Yöneticinin sorumluluğunun düzenlendiği TTK’nun 553/1. maddesinde “Kurucular, yönetim kurulu üyeleri, yöneticiler ve tasfiye memurları, kanundan ve esas sözleşmeden doğan yükümlülüklerini kusurlarıyla ihlal ettikleri takdirde, hem şirkete hem pay sahiplerine hem de şirket alacaklılarına karşı verdikleri zarardan sorumludurlar” hükmü getirilmiştir.
Anılan hüküm gereğince işbu davada tazminat talebi yönünden atfedilen eylemlere ilişkin sorumluluğun doğması için, davalının kusurlu eylemi, bunun neticesinde şirket malvarlığında bir zararın doğması ve kusurlu eylem ile zarar arasında illiyet bağının bulunması, anılan tazmin koşullarının sağlandığının da, ispat yükü üzerinde bulunan davacı tarafça usulünce ispat edilmesi gerekmektedir.
Bu açıklamalar çerçevesinde davalı atfedilen vergi borcu ödenmediği iddiası yönünden, aynı yetkilere sahip davacının da sorumluluğu bulunduğu, buna rağmen kasada para olduğu halde şirket borcunun ödenmediği iddiasının TMK’nun 2. maddesi gereğince iyi niyet ile bağdaşmadığı kanaati oluşmuş, bundan başka Mahkememizce alınan 31/08/2016 tarihli heyet raporu ile, dava dilekçesinde davalıya atfedilen her bir eylemin tek tek değerlendirilmiş, davalının kusurlu eylemi, bunun neticesinde şirket malvarlığında bir zararın doğduğu, kusurlu eylem ile zarar arasında illiyet bağının bulunduğu hususları davacı tarafça ispat olunamamıştır.
Davaya konu taleplerden 3. maddedeki, davalının diğer ortak—-olan borçlarının davalıdan tahsili istemi yönünden ise, dava dilekçesinde bu istem yönünden davalının —- ödemesi için kendisinden borç istediği, davacı ——6750 TL ve 2500 TL davalıya gönderdiği ileri sürülmüş, davalı tarafça ise bu ödemelerin şahsi borç için olmadığı, davacı şirketin iş yaptığı dava dışı şirketlere ilişkin ödeme olduğu savunulmuş, Mahkememizce alınan 31/08/2016 tarihli heyet raporu ile de bu iddianın ispatına ilişkin bir tespit yer almadığı, davacının borç için verildiği iddiasının sübut bulmadığı belirlenmiştir.

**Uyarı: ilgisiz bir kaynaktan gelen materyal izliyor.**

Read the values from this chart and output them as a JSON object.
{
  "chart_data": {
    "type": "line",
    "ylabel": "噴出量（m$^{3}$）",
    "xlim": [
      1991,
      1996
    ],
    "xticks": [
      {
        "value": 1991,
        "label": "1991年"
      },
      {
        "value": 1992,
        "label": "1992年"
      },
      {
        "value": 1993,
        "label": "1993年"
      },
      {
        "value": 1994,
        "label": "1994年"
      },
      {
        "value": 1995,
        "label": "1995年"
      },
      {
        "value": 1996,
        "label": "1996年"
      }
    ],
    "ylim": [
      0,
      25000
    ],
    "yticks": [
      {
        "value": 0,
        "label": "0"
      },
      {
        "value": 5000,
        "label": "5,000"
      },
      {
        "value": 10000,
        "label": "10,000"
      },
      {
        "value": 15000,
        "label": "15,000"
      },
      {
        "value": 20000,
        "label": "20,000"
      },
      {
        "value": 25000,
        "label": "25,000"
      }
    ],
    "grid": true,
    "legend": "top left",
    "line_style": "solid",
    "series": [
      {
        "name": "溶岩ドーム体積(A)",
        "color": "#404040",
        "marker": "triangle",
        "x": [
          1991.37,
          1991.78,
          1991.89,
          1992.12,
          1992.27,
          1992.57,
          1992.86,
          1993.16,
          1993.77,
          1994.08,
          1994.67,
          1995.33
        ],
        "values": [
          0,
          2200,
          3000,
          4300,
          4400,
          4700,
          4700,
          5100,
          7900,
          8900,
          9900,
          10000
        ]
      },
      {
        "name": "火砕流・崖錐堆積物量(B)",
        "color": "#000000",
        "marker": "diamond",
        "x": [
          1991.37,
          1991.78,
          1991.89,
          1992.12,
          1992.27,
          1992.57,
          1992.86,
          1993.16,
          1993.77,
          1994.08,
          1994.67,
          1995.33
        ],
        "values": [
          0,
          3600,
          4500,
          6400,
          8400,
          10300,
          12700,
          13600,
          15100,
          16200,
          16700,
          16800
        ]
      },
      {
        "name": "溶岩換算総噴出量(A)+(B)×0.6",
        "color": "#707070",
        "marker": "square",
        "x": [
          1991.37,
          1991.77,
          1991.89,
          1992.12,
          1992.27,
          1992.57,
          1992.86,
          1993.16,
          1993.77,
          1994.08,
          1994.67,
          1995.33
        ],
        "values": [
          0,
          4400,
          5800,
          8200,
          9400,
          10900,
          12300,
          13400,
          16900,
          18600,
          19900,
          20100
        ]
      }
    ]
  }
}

Karşı davanın değerlendirilmesinde ise; davalı tarafça, karşı davada haklı sebeple karşı davacı ——— şirket ortaklığından çıkarılması, bu talep yerinde görülmezse şirketin feshi talep olunmuştur.
TTK’nun 636/3. madddesinde “Haklı sebeplerin varlığında, her ortak mahkemeden şirketin feshini isteyebilir. Mahkeme, istem yerine, davacı ortağa payının gerçek değerinin ödenmesine ve davacı ortağın şirketten çıkarılmasına veya duruma uygun düşen ve kabul edilebilir diğer bir çözüme hükmedebilir.” düzenlemesi getirilmiştir.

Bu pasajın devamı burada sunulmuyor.